Very good. Thanks for posting. Wonder what happened to the NK pilot? $100000 was a lot of money in those days. Interesting in the comparison with the F86, a lot of the remarks were similar to the comparison of the A6M with WW2 US fighters.


----------



## JoeB (Jun 9, 2010)

The pilot No Kum-sok emigrated to the US where he later became known as Kenneth Rowe. He worked in the aerospace industry and later wrote "A MiG-15 to Freedom". He was still around and occasionally speaking publicly as of quite recently. What's especially interesting is that, at least according to the book, he knew and presumably told interrogators in great detail about the regular Soviet AF fighter units participating in the war, and that the Soviets, Chinese and NK units generally operated separately with some degree of coordination, not usually 'Soviet instructors' leading 'bandit trains' of NK's or Chinese as was the conventional wisdom. And he claimed to have known personally some of the now well known Soviet pilots in Korea, when they helped in training back in China, and later when his unit was based with them at the Antung base complex. His descriptions of particular incidents which can be checked generally correspond very well to US records, so I tend to find the book credible. It means that the specific nature of Soviet AF ops in Korea, a 'revelation' of the 1990's, was actually known to the USAF as of No's defection, but effectively kept secret by him and the govt for a long time. 

There might have been other evidence as well at very high levels of security classification, but even 'secret' level docs as used to brief pilots during the war, such as I've seen, were vague about the actual nature of the opposition, and some statements later seen to be clearly incorrect. So No's info might have been a surprise.

As far as the evaluation of the plane, the one thing said there that's unclear at least is short turn radius for the MiG-15. Both US and later Soviet combat accounts agreed the F-86 could generally outturn the MiG-15 in practice, though on paper it shouldn't be able to, and perhaps in hands of most expert pilots it would not be able to.

Joe


----------



## FLYBOYJ (Jun 9, 2010)

JoeB said:


> As far as the evaluation of the plane, the one thing said there that's unclear at least is short turn radius for the MiG-15. Both US and later Soviet combat accounts agreed the F-86 could generally outturn the MiG-15 in practice, though on paper it shouldn't be able to, and perhaps in hands of most expert pilots it would not be able to.
> 
> Joe



Actually Joe it depended on the F-86 model. Altitude and speed also played had a factor as well. From what I understand it was the F-86Es and Fs that were really able to outperform the MiG-15bis given the situation. I believe the -86 did have the turning advantage 30,000 feet and below, but at altitude the MiG-15 was more maneuverable. The F-86 was able to outdive the MiG-15 at all altitudes and this included the F-86A. The MiG-15 accelerated quicker and was lighter and the F-86E and F was faster. If you were to get both of them slow I would say the F-86 would be the better performer, especially if we're talking an F model 86 with the "6-3" wing.
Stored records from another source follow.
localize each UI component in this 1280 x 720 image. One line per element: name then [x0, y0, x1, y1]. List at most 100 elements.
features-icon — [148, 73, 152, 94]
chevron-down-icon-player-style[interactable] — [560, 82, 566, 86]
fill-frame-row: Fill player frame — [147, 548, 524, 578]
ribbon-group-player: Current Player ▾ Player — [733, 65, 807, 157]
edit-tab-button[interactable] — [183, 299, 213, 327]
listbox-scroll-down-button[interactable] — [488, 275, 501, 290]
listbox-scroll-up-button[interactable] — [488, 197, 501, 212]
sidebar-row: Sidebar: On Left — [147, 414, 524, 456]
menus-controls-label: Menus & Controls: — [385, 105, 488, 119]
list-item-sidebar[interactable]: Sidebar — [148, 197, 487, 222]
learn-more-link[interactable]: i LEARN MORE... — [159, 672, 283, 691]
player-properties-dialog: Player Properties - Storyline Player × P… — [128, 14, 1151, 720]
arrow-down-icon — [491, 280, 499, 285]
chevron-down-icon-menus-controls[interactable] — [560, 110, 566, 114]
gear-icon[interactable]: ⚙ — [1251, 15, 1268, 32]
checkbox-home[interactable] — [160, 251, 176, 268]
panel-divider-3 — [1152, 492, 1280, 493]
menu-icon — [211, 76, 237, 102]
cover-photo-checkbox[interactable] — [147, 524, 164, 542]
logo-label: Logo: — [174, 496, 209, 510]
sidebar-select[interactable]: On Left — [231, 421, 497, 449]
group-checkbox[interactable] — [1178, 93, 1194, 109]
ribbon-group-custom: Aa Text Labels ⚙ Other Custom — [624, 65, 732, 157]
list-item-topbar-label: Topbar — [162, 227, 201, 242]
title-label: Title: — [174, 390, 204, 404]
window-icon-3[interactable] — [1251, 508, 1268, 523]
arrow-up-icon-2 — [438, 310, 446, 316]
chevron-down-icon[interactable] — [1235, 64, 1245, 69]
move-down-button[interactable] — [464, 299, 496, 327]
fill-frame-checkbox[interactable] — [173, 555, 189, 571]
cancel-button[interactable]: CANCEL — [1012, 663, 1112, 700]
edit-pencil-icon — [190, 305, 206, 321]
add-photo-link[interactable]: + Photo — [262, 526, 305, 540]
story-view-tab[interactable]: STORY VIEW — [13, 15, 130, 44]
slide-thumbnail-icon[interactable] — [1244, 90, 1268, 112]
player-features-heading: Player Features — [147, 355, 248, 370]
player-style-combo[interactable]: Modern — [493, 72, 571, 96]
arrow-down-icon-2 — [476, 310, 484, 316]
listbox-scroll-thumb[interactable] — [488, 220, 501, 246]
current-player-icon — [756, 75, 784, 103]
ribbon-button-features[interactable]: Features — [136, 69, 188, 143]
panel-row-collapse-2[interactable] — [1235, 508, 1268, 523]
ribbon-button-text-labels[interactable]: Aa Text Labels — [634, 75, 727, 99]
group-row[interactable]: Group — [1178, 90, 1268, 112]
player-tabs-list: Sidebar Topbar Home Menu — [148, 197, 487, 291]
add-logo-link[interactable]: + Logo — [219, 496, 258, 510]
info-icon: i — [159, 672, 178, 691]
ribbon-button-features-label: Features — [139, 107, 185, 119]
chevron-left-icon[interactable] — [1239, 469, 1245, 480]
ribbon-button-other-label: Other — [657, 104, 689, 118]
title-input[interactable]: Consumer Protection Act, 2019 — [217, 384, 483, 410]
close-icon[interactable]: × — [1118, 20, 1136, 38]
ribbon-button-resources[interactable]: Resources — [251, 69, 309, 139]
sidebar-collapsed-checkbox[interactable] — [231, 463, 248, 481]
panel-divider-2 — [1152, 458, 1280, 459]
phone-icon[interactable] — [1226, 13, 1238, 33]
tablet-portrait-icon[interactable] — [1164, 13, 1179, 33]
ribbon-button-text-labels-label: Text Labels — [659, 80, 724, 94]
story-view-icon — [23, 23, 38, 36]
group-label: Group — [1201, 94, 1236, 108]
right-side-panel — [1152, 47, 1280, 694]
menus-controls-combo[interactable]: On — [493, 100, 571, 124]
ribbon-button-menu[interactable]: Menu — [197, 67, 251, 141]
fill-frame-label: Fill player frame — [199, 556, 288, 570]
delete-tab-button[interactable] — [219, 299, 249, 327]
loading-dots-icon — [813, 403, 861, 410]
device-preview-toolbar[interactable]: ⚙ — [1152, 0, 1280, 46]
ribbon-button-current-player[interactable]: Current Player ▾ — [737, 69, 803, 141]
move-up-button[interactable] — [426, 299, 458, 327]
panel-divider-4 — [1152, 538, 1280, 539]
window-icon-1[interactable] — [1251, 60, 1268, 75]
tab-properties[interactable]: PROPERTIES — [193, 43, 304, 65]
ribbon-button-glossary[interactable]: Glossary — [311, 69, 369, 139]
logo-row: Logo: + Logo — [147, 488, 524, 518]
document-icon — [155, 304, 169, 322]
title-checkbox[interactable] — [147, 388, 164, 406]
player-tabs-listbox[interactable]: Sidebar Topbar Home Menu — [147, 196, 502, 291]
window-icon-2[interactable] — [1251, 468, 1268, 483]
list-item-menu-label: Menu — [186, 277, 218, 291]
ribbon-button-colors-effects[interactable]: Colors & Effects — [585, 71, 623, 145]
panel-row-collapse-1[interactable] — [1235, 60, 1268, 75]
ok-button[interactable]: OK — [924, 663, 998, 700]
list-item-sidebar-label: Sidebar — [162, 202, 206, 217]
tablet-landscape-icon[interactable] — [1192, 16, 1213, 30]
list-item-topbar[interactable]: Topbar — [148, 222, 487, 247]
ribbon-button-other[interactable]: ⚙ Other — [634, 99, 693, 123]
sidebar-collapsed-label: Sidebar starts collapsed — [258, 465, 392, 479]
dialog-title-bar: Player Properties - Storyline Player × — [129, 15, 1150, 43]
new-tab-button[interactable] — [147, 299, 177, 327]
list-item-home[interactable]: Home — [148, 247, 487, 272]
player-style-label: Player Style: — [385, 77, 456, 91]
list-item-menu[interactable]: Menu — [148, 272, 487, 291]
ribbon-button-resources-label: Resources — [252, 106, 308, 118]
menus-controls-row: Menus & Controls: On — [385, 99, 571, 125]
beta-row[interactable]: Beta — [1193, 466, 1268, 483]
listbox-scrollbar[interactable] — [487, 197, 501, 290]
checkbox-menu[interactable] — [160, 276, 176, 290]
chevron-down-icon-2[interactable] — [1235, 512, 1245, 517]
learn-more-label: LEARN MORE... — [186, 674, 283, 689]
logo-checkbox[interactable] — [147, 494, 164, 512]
I never flew an F-86 (that would have been my lifelong dream) but I did fly in a MiG-15 UTI and had the chance to fly the aircraft for about 20 minutes. At speeds between 250 and 300 knots the aileron effectiveness was tremendous as it felt like it would roll on a dime. I did slow the aircraft down to about 120 knots and slightly pitched the nose up and the aircraft felt very unstable and did begin to slightly snake, as a matter of fact the pilot I was with told me not to go any slower and "get the damn nose down." I followed him on the controls when we landed and the plane definitely snakes a bit when you're over the numbers and about to plant the wheels. Reminded me of flying a Bonanza.

Having worked around both aircraft, 86 was definitely the more advanced and better built aircraft but the MiG-15 just about did the same job with less. Nationalistic pride aside, the F-86 was the superior aircraft hands down. The only thing that could have made it better was using 4 20mm cannons in lieu of the 6 50s, but we know that did played out.


----------